The €1m Helsinki 3D+ project was launched to produce two 3D models of the city using innovative new data capture technologies: one a high-quality reality mesh model; and one in CityGML, incorporating geometric components and attached information.

A spin-off initiative, known as the Helsinki Energy Atlas project, is harnessing the CityGML model to calculate the solar energy generating potential of every surface of every building in the city (more than 900,000 surfaces in total) including every roof and external wall.

Jarmo Suomisto, project manager for Helsinki 3D+, told BIM+: “Energy conservation has become very important in cold countries of the north.
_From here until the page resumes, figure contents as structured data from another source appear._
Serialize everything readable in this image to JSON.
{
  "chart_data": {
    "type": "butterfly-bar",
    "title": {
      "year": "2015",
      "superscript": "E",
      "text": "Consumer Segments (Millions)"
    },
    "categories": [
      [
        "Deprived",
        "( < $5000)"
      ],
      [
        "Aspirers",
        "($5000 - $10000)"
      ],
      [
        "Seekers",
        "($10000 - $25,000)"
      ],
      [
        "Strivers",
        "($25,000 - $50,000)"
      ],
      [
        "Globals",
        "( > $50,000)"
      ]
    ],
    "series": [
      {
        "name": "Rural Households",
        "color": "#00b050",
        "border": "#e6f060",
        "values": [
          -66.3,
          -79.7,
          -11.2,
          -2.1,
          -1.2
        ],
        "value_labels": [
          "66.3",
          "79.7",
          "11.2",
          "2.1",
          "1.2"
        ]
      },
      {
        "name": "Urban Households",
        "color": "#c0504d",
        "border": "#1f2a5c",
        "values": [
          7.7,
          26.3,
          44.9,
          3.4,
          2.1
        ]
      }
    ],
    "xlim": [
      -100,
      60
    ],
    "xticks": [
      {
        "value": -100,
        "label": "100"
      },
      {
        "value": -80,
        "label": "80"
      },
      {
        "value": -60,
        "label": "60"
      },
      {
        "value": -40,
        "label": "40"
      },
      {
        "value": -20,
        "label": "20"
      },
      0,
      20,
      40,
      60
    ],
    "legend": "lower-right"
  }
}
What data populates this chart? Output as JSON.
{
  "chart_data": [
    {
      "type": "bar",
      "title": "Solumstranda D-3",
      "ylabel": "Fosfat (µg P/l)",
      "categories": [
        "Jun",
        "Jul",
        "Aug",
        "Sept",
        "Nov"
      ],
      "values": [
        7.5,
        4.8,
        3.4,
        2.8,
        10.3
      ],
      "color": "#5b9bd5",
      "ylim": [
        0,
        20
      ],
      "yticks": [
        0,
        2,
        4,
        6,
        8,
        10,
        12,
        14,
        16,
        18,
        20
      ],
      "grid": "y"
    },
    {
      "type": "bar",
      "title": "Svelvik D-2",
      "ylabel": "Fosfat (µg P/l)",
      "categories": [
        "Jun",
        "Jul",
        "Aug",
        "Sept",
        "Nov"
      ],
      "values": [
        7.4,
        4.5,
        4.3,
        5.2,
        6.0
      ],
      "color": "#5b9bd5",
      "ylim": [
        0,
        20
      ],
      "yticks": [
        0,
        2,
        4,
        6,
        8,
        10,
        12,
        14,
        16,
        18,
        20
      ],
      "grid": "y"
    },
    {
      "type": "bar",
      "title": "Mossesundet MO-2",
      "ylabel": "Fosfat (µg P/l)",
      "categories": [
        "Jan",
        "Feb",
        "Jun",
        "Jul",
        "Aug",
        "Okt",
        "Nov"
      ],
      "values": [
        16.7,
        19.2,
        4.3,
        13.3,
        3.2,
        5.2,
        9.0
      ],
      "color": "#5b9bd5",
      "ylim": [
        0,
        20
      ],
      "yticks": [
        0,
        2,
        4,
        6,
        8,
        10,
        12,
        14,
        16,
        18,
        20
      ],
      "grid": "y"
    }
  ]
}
Helsinki is committed to become a carbon neutral city by 2050 and greatly reduce its dependence on fossil fuels, the new mayor recently announced an even more ambitious plan to achieve this by 2035.

“Our CityGML model is an important tool and test bed to help assess potential energy savings.”

The high-quality reality mesh model

The information will form the basis for a new website, where homeowners can assess the solar potential of their homes and access a range of products from photovoltaic suppliers.

The solar energy analysis was carried out at the Munich University of Applied Sciences and Helsinki is understood to be the first city where the technology has been applied.

Helsinki has a total of 12 pilot projects utilising the 3D city models. A key application is use of the CityGML model to define the timetable for various changes under the city masterplan to share with decision makers and citizens online.

An interaction platform for city planning is being developed to enable citizens to turn dials and press buttons to indicate that they want more, or less parking, or more parks etc. City planning employees will then incorporate the data into their design processes.

Further applications are envisioned for the future, says Suomisto: “The big thing in future is to integrate the model into every service process in the city, which can help in so many ways. This could include connections for buildings, to drainage and the electricity grid to help anticipate how a new development will impact on infrastructure.

“But it’s a more long-term project requiring many more processes and there remain many barriers to making it happen.”